Basic Procedure
In NETCONF over SSH Callhome mode, switches proactively set up NETCONF sessions with iMaster NCE-Campus. The procedure consists of three phases.
Phase 1: Switches Obtain the NETCONF Enabling Configuration and iMaster NCE-Campus's Address Information
Switches need to have the NETCONF function enabled, and obtain the URL/IP address and port number of iMaster NCE-Campus. Then these switches are ready to communicate with iMaster NCE-Campus. Table 1 describes the methods for switches to enable NETCONF and obtain iMaster NCE-Campus's address information.
Method |
Description |
Scenario |
Priority |
|---|---|---|---|
Option 148 is configured on a DHCP server to contain the NETCONF enabling configuration and iMaster NCE-Campus's address information. Switches obtain the information from the DHCP server. |
This method applies to campus networks on which devices cannot communicate with the registration query center. iMaster NCE-Campus for these networks is often built by enterprises. |
High priority. This method is preferred if switches can use multiple methods to enable NETCONF and obtain iMaster NCE-Campus's address information. |
|
Switches access the registration query center through its URL and port number that are preconfigured or obtained through a software upgrade, and then obtain the NETCONF enabling configuration and iMaster NCE-Campus's address information based on their ESNs. |
This method applies to campus networks on which devices can communicate with the registration query center. The management platforms for these networks can be the Huawei iMaster NCE-Campus or other management platforms, such as MSP-built and enterprise-built management platforms. |
Low priority. |
|
Using commands or the web system |
Users manually configure the iMaster NCE-Campus's address information on switches. |
If switches cannot automatically enable the NETCONF function or dynamically obtain the iMaster NCE-Campus's address information using the preceding two methods, manually enable NETCONF and configure the iMaster NCE-Campus's address information on the switches through commands or the web system. |
Medium priority. |
Phase 2: Switches Register with iMaster NCE-Campus
After obtaining the iMaster NCE-Campus's IP address or URL, switches register with iMaster NCE-Campus for authentication, and set up NETCONF transmission channels over SSH with iMaster NCE-Campus, ensuring data transmission security. Before the authentication, iMaster NCE-Campus needs to import the ESN, device type, and CA certificate of each switch. Each switch has a local certificate and CA certificate configured before delivery.
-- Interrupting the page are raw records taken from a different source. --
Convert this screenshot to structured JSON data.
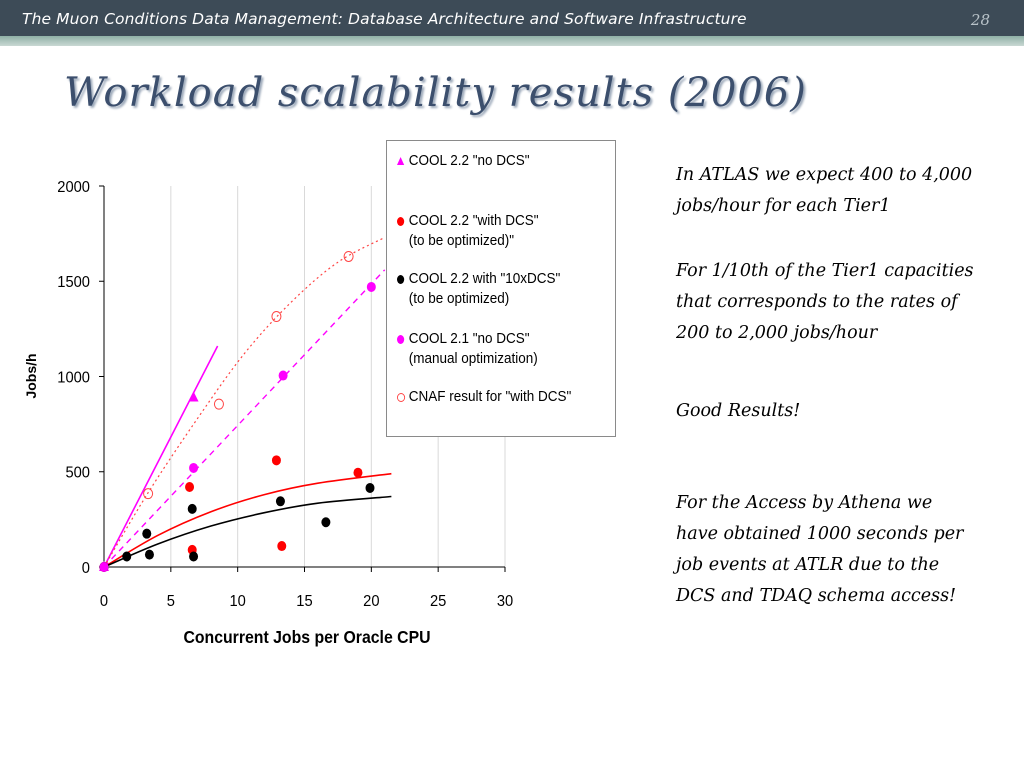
{
  "header": {
    "title": "The Muon Conditions Data Management: Database Architecture and Software Infrastructure",
    "slide_number": "28"
  },
  "slide": {
    "title": "Workload scalability results (2006)"
  },
  "legend": {
    "items": [
      {
        "lines": [
          "COOL 2.2 \"no DCS\""
        ],
        "marker": "triangle",
        "color": "#ff00ff"
      },
      {
        "lines": [
          "COOL 2.2 \"with DCS\"",
          "(to be optimized)\""
        ],
        "marker": "dot",
        "color": "#ff0000"
      },
      {
        "lines": [
          "COOL 2.2 with \"10xDCS\"",
          "(to be optimized)"
        ],
        "marker": "dot",
        "color": "#000000"
      },
      {
        "lines": [
          "COOL 2.1 \"no DCS\"",
          "(manual optimization)"
        ],
        "marker": "dot",
        "color": "#ff00ff"
      },
      {
        "lines": [
          "CNAF result for \"with DCS\""
        ],
        "marker": "open-circle",
        "color": "#ff4444"
      }
    ]
  },
  "notes": [
    "In ATLAS we expect 400 to 4,000 jobs/hour for each Tier1",
    "For 1/10th of the Tier1 capacities  that corresponds to the rates of 200 to 2,000 jobs/hour",
    "Good Results!",
    "For the Access by Athena we have obtained 1000 seconds per job events at ATLR due to the DCS and TDAQ schema access!"
  ],
  "chart_data": {
    "type": "scatter",
    "xlabel": "Concurrent Jobs per Oracle CPU",
    "ylabel": "Jobs/h",
    "xlim": [
      0,
      30
    ],
    "ylim": [
      0,
      2000
    ],
    "xticks": [
      "0",
      "5",
      "10",
      "15",
      "20",
      "25",
      "30"
    ],
    "yticks": [
      "0",
      "500",
      "1000",
      "1500",
      "2000"
    ],
    "grid": "vertical",
    "series": [
      {
        "name": "COOL 2.2 \"no DCS\"",
        "marker": "triangle",
        "color": "#ff00ff",
        "points": [
          [
            0,
            0
          ],
          [
            6.7,
            890
          ]
        ],
        "trend": {
          "type": "line",
          "points": [
            [
              0,
              0
            ],
            [
              8.5,
              1160
            ]
          ],
          "style": "solid"
        }
      },
      {
        "name": "COOL 2.2 \"with DCS\"",
        "marker": "dot",
        "color": "#ff0000",
        "points": [
          [
            0,
            0
          ],
          [
            6.4,
            420
          ],
          [
            6.6,
            90
          ],
          [
            12.9,
            560
          ],
          [
            13.3,
            110
          ],
          [
            19.0,
            495
          ]
        ],
        "trend": {
          "type": "curve",
          "points": [
            [
              0,
              0
            ],
            [
              4,
              165
            ],
            [
              8,
              290
            ],
            [
              12,
              380
            ],
            [
              16,
              440
            ],
            [
              21.5,
              490
            ]
          ],
          "style": "solid"
        }
      },
      {
        "name": "COOL 2.2 with \"10xDCS\"",
        "marker": "dot",
        "color": "#000000",
        "points": [
          [
            0,
            0
          ],
          [
            1.7,
            55
          ],
          [
            3.2,
            175
          ],
          [
            3.4,
            65
          ],
          [
            6.6,
            305
          ],
          [
            6.7,
            55
          ],
          [
            13.2,
            345
          ],
          [
            16.6,
            235
          ],
          [
            19.9,
            415
          ]
        ],
        "trend": {
          "type": "curve",
          "points": [
            [
              0,
              0
            ],
            [
              4,
              120
            ],
            [
              8,
              215
            ],
            [
              12,
              285
            ],
            [
              16,
              335
            ],
            [
              21.5,
              370
            ]
          ],
          "style": "solid"
        }
      },
      {
        "name": "COOL 2.1 \"no DCS\"",
        "marker": "dot",
        "color": "#ff00ff",
        "points": [
          [
            0,
            0
          ],
          [
            6.7,
            520
          ],
          [
            13.4,
            1005
          ],
          [
            20.0,
            1470
          ]
        ],
        "trend": {
          "type": "line",
          "points": [
            [
              0,
              0
            ],
            [
              21,
              1560
            ]
          ],
          "style": "dashed"
        }
      },
      {
        "name": "CNAF result for \"with DCS\"",
        "marker": "open-circle",
        "color": "#ff4444",
        "points": [
          [
            3.3,
            385
          ],
          [
            8.6,
            855
          ],
          [
            12.9,
            1315
          ],
          [
            18.3,
            1630
          ]
        ],
        "trend": {
          "type": "curve",
          "points": [
            [
              0,
              0
            ],
            [
              3.3,
              390
            ],
            [
              7,
              780
            ],
            [
              10.5,
              1120
            ],
            [
              14,
              1390
            ],
            [
              17.5,
              1600
            ],
            [
              21,
              1730
            ]
          ],
          "style": "dotted"
        }
      }
    ]
  }
}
For details about registration authentication on switches, see PKI Configuration in the S2720, S5700, and S6700 V200R019C10 Configuration Guide - Security.
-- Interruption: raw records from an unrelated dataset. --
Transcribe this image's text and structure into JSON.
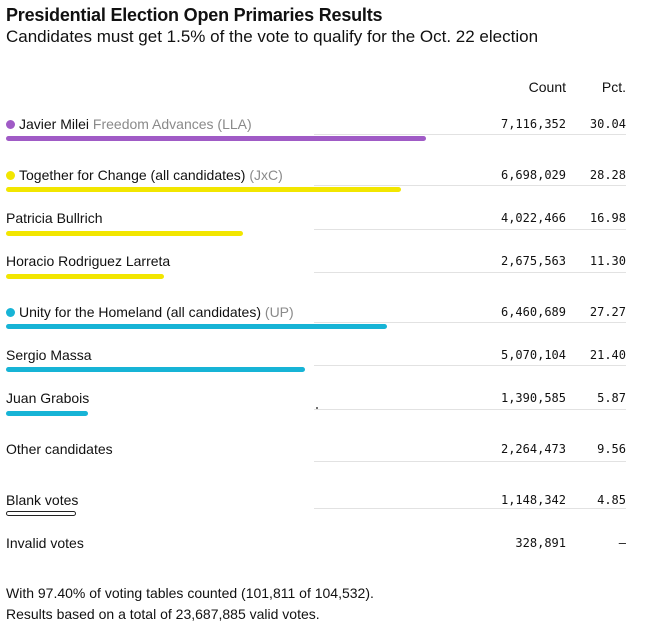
{
  "title": "Presidential Election Open Primaries Results",
  "subtitle": "Candidates must get 1.5% of the vote to qualify for the Oct. 22 election",
  "columns": {
    "count": "Count",
    "pct": "Pct."
  },
  "colors": {
    "lla": "#a05bc6",
    "jxc": "#f2e600",
    "up": "#17b4d6",
    "outline": "#222222"
  },
  "chart_data": {
    "type": "bar",
    "title": "Presidential Election Open Primaries Results",
    "categories": [
      "Javier Milei",
      "Together for Change (all candidates)",
      "Patricia Bullrich",
      "Horacio Rodriguez Larreta",
      "Unity for the Homeland (all candidates)",
      "Sergio Massa",
      "Juan Grabois",
      "Other candidates",
      "Blank votes",
      "Invalid votes"
    ],
    "values": [
      30.04,
      28.28,
      16.98,
      11.3,
      27.27,
      21.4,
      5.87,
      9.56,
      4.85,
      null
    ],
    "rows": [
      {
        "name": "Javier Milei",
        "party": "Freedom Advances (LLA)",
        "count": "7,116,352",
        "pct": "30.04",
        "value": 30.04,
        "color": "#a05bc6",
        "dot": true,
        "bar": "fill"
      },
      {
        "name": "Together for Change (all candidates)",
        "party": "(JxC)",
        "count": "6,698,029",
        "pct": "28.28",
        "value": 28.28,
        "color": "#f2e600",
        "dot": true,
        "bar": "fill"
      },
      {
        "name": "Patricia Bullrich",
        "party": "",
        "count": "4,022,466",
        "pct": "16.98",
        "value": 16.98,
        "color": "#f2e600",
        "dot": false,
        "bar": "fill"
      },
      {
        "name": "Horacio Rodriguez Larreta",
        "party": "",
        "count": "2,675,563",
        "pct": "11.30",
        "value": 11.3,
        "color": "#f2e600",
        "dot": false,
        "bar": "fill"
      },
      {
        "name": "Unity for the Homeland (all candidates)",
        "party": "(UP)",
        "count": "6,460,689",
        "pct": "27.27",
        "value": 27.27,
        "color": "#17b4d6",
        "dot": true,
        "bar": "fill"
      },
      {
        "name": "Sergio Massa",
        "party": "",
        "count": "5,070,104",
        "pct": "21.40",
        "value": 21.4,
        "color": "#17b4d6",
        "dot": false,
        "bar": "fill"
      },
      {
        "name": "Juan Grabois",
        "party": "",
        "count": "1,390,585",
        "pct": "5.87",
        "value": 5.87,
        "color": "#17b4d6",
        "dot": false,
        "bar": "fill"
      },
      {
        "name": "Other candidates",
        "party": "",
        "count": "2,264,473",
        "pct": "9.56",
        "value": 9.56,
        "color": "",
        "dot": false,
        "bar": "none"
      },
      {
        "name": "Blank votes",
        "party": "",
        "count": "1,148,342",
        "pct": "4.85",
        "value": 4.85,
        "color": "#222222",
        "dot": false,
        "bar": "outline"
      },
      {
        "name": "Invalid votes",
        "party": "",
        "count": "328,891",
        "pct": "–",
        "value": null,
        "color": "",
        "dot": false,
        "bar": "none"
      }
    ]
  },
  "footnote": {
    "line1": "With 97.40% of voting tables counted (101,811 of 104,532).",
    "line2": "Results based on a total of 23,687,885 valid votes."
  }
}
- If a user configures the iMaster NCE-Campus's IP address for redirection on the graphical user interface (GUI) of iMaster NCE-Campus, the switch immediately uses this IP address to re-register with iMaster NCE-Campus.
- If a user reconfigures a management VLAN on the GUI of iMaster NCE-Campus, the switch immediately uses the new management VLAN to send a request to the DHCP server to obtain the iMaster NCE-Campus's address information and re-registers with iMaster NCE-Campus for authentication.
Phase 3: Switches Are Centrally Managed by iMaster NCE-Campus
After NETCONF transmission channels are established, iMaster NCE-Campus can manage and operate the switches. All the data exchanged between iMaster NCE-Campus and switches will be encrypted.
For details about how iMaster NCE-Campus manages switches, see the CloudCampus Solution documentation.